Just months after completing the sale of almost $1 billion in private equity interests, New York City may be entering the secondary market as a buyer.
“We’ve looked at being a buyer on the secondary market as well,” said Barry Miller, head of private equity in the office of city Comptroller John Liu, while speaking at a Dow Jones event Thursday. “Where we can be competitive is if someone wants to sell a $200 million to $300 million part of an individual fund … and we’re comfortable in doing that.”
Miller added that the city’s five retirement systems would not be competing with specialist secondary firms to acquire entire portfolios. Instead, the $124 billion system would likely focus its efforts on individual fund interests.

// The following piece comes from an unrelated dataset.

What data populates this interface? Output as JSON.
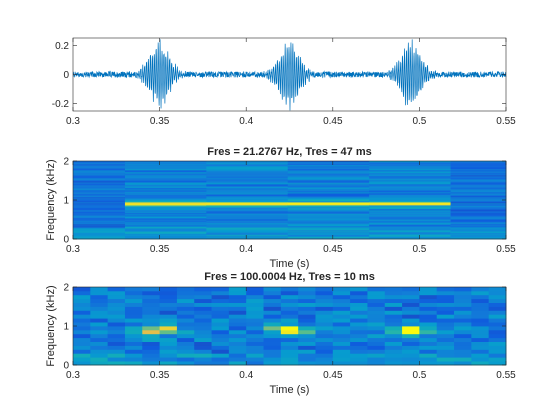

If the retirement system does engage the secondary market as a buyer, it will not be to take on new fund managers, Miller told Private Equity International afterward. Instead, New York City would likely acquire interests in vehicles managed by firms with which it already has a relationship.
New York City sold approximately $520 million in private equity commitments in March, which was followed by an additional $456 million in July. The UBS-run sale included interests in vehicles managed by Clayton Dubilier & Rice, Silver Lake, Thomas H Lee Partners, AEA Investors, Ethos Private Equity, HM Equity Management, NewSpring Ventures, Tailwind Capital and Vitruvian Partners, Miller told Private Equity International in a previous interview.
Prior to the sale, the city’s system had 172 funds run by 108 general partners, representing roughly $13.7 billion in commitments. After the sale, the system had 161 funds with 99 general partners, representing roughly $12.7 billion in commitments.
As of 31 March, New York City had $8.4 billion in private equity assets under management, good for 6.8 percent of its total assets.